ChatGPT fails 83% of the time in diagnosing pediatric cases

In a new study published in JAMA Pediatrics on January 2, researchers from Cohen Children’s Medical Center in New York shed light on ChatGPT‘s shortcomings in accurately diagnosing pediatric cases. The analysis revealed an alarming 83 percent error rate in the chatbot’s responses to hypothetical child illnesses.

The research focused on pediatric case challenges, instances originally presented to groups of physicians for learning purposes. These challenges often involve limited or unusual information, simulating real-life diagnostic complexities. The team examined 100 such challenges published between 2013 and 2023 in JAMA Pediatrics and NEJM.

ChatGPT’s diagnostic accuracy proved dismal, providing incorrect diagnoses for 72 out of the 100 experimental cases.

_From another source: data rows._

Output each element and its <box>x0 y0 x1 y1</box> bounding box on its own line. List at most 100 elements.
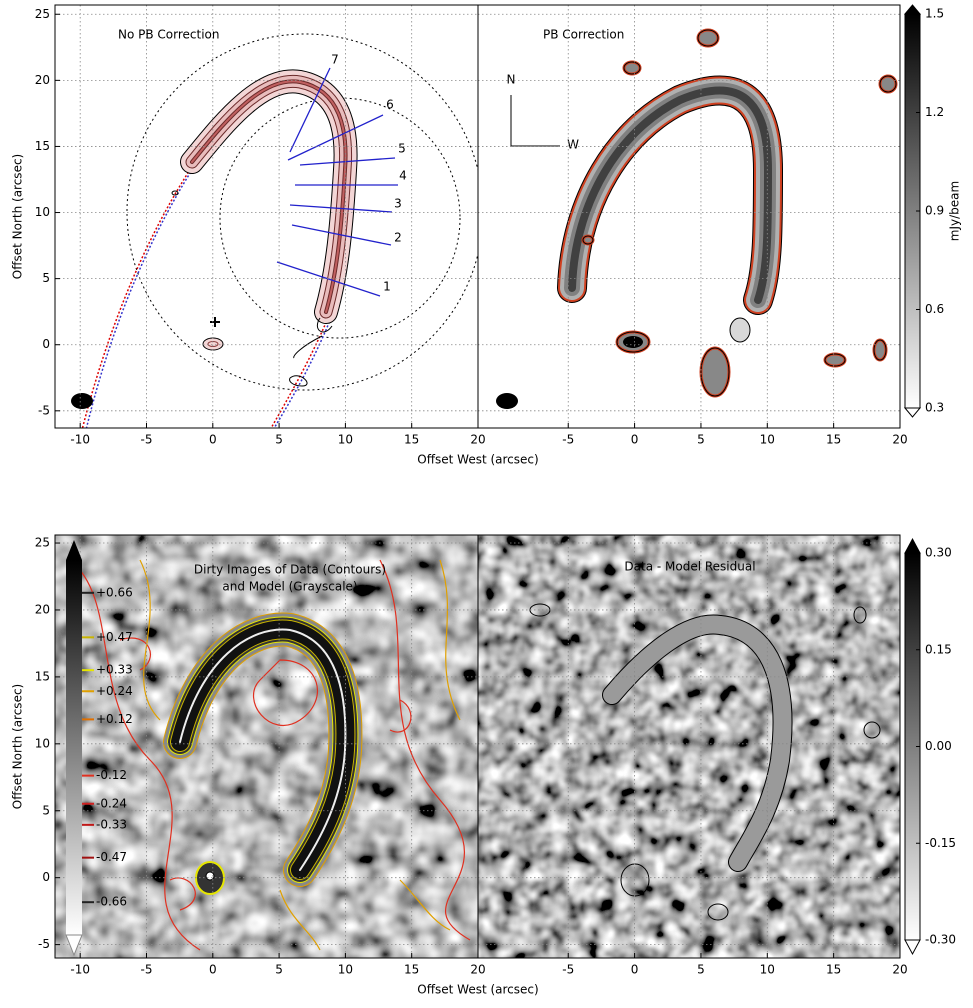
y-tick-label: 15 <box>35 669 50 683</box>
contour <box>623 336 643 348</box>
contour-level-label: +0.12 <box>96 712 133 726</box>
x-tick-label: 5 <box>275 963 283 977</box>
contour-level-label: -0.47 <box>96 850 127 864</box>
x-tick-label: 10 <box>338 433 353 447</box>
contour <box>289 317 333 387</box>
compass <box>510 95 560 147</box>
x-tick-label: 10 <box>760 963 775 977</box>
x-tick-label: 15 <box>404 963 419 977</box>
contour <box>863 721 881 739</box>
slit-label: 2 <box>394 231 402 245</box>
x-tick-label: 15 <box>404 433 419 447</box>
y-tick-label: 10 <box>35 736 50 750</box>
slit <box>287 114 384 161</box>
contour <box>568 86 773 304</box>
slit-label: 5 <box>398 142 406 156</box>
beam <box>496 393 518 409</box>
colorbar-extend <box>903 407 922 418</box>
colorbar-tick-label: 0.9 <box>925 204 944 218</box>
y-tick-label: 25 <box>35 536 50 550</box>
y-tick-label: 5 <box>42 803 50 817</box>
x-tick-label: 20 <box>892 963 907 977</box>
colorbar-tick-label: -0.15 <box>925 836 956 850</box>
y-tick-label: -5 <box>38 937 50 951</box>
colorbar-extend <box>66 540 82 560</box>
x-tick-label: -5 <box>141 433 153 447</box>
panel-title: PB Correction <box>543 28 624 42</box>
colorbar-extend <box>903 4 922 15</box>
contour <box>191 80 347 313</box>
y-tick-label: 20 <box>35 602 50 616</box>
colorbar-tick-label: 1.2 <box>925 105 944 119</box>
x-tick-label: -5 <box>562 963 574 977</box>
colorbar-tick-label: 0.6 <box>925 302 944 316</box>
compass-label: W <box>567 138 579 152</box>
x-tick-label: 20 <box>892 433 907 447</box>
panel-content <box>55 535 478 958</box>
x-tick-label: -10 <box>70 963 90 977</box>
colorbar-extend <box>904 537 921 554</box>
contour-level-label: -0.24 <box>96 796 127 810</box>
contour <box>697 29 719 47</box>
contour-level-label: +0.24 <box>96 684 133 698</box>
slit-label: 1 <box>383 280 391 294</box>
colorbar-tick-label: 0.00 <box>925 739 952 753</box>
x-axis-label: Offset West (arcsec) <box>417 453 538 467</box>
contour <box>603 615 792 871</box>
source-marker <box>210 317 220 327</box>
contour <box>69 559 471 951</box>
panel-frame <box>477 4 901 429</box>
residual-image <box>478 535 900 958</box>
x-tick-label: 10 <box>760 433 775 447</box>
y-tick-label: 25 <box>35 7 50 21</box>
x-tick-label: 15 <box>826 963 841 977</box>
caustic-curve <box>273 317 332 428</box>
contour <box>179 628 347 871</box>
colorbar-tick-label: 0.15 <box>925 642 952 656</box>
slit <box>291 224 392 246</box>
y-tick-label: 0 <box>42 870 50 884</box>
contour <box>171 190 179 196</box>
slit <box>299 157 396 166</box>
x-tick-label: 5 <box>697 963 705 977</box>
contour <box>700 347 730 397</box>
contour <box>582 235 594 245</box>
panel-content <box>478 535 900 958</box>
x-tick-label: 0 <box>631 433 639 447</box>
panel-title: Dirty Images of Data (Contours) <box>194 563 386 577</box>
contour-level-label: +0.66 <box>96 585 133 599</box>
x-tick-label: 5 <box>275 433 283 447</box>
panel-content <box>496 28 898 409</box>
beam <box>71 393 93 409</box>
slit-label: 7 <box>331 53 339 67</box>
y-axis-label: Offset North (arcsec) <box>11 684 25 809</box>
y-tick-label: -5 <box>38 403 50 417</box>
contour <box>879 75 897 93</box>
compass-label: N <box>507 73 516 87</box>
contour <box>620 863 650 897</box>
colorbar-tick-label: 1.5 <box>925 7 944 21</box>
contour <box>729 317 751 343</box>
slit <box>289 204 393 213</box>
caustic-curve <box>85 161 198 428</box>
slit-label: 6 <box>386 98 394 112</box>
x-tick-label: 20 <box>470 433 485 447</box>
x-axis-label: Offset West (arcsec) <box>417 983 538 997</box>
panel-background <box>55 5 478 428</box>
x-tick-label: 0 <box>209 433 217 447</box>
slit <box>289 67 331 153</box>
colorbar-label: mJy/beam <box>948 181 962 241</box>
y-tick-label: 5 <box>42 271 50 285</box>
contour-level-label: +0.47 <box>96 630 133 644</box>
x-tick-label: -5 <box>141 963 153 977</box>
y-tick-label: 10 <box>35 205 50 219</box>
y-axis-label: Offset North (arcsec) <box>11 154 25 279</box>
x-tick-label: 20 <box>470 963 485 977</box>
contour <box>707 903 729 921</box>
slit-label: 3 <box>394 197 402 211</box>
y-tick-label: 15 <box>35 139 50 153</box>
contour <box>623 61 641 75</box>
slit-label: 4 <box>399 169 407 183</box>
x-tick-label: 10 <box>338 963 353 977</box>
contour-colorbar <box>66 560 82 935</box>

Additionally, 11 responses were deemed “clinically related” to the correct diagnosis but were considered too broad to be considered accurate.

One major shortcoming identified in the study was the AI‘s inability to recognize relationships between medical conditions and external or preexisting circumstances. For example, it failed to connect neuropsychiatric conditions like autism to cases of vitamin deficiency or restrictive diet-based conditions commonly seen in clinical settings.

The study underscores the necessity for continued training and collaboration with medical professionals to enhance ChatGPT’s diagnostic capabilities. Emphasizing the importance of using vetted medical literature and expertise rather than internet-generated information, the report suggests that misinformation cycles prevalent on the internet could compromise AI’s reliability.

While AI-based chatbots using Large Language Models (LLMs) have been tested for various medical tasks, the study reveals a significant gap in their diagnostic potential in a pediatric setting. Despite their success in tasks like passing medical exams, the limitations of these models in recognizing nuanced relationships in pediatric cases highlight the irreplaceable nature of human expertise.

The report concludes by acknowledging the ongoing debate around the role of AI in clinical diagnostics. While AI has demonstrated promise in administrative and communicative tasks, such as generating patient-side text or explaining diagnoses, the study makes it clear that the current state of AI, exemplified by ChatGPT, falls short of replacing human medical professionals in the nuanced field of pediatric diagnoses.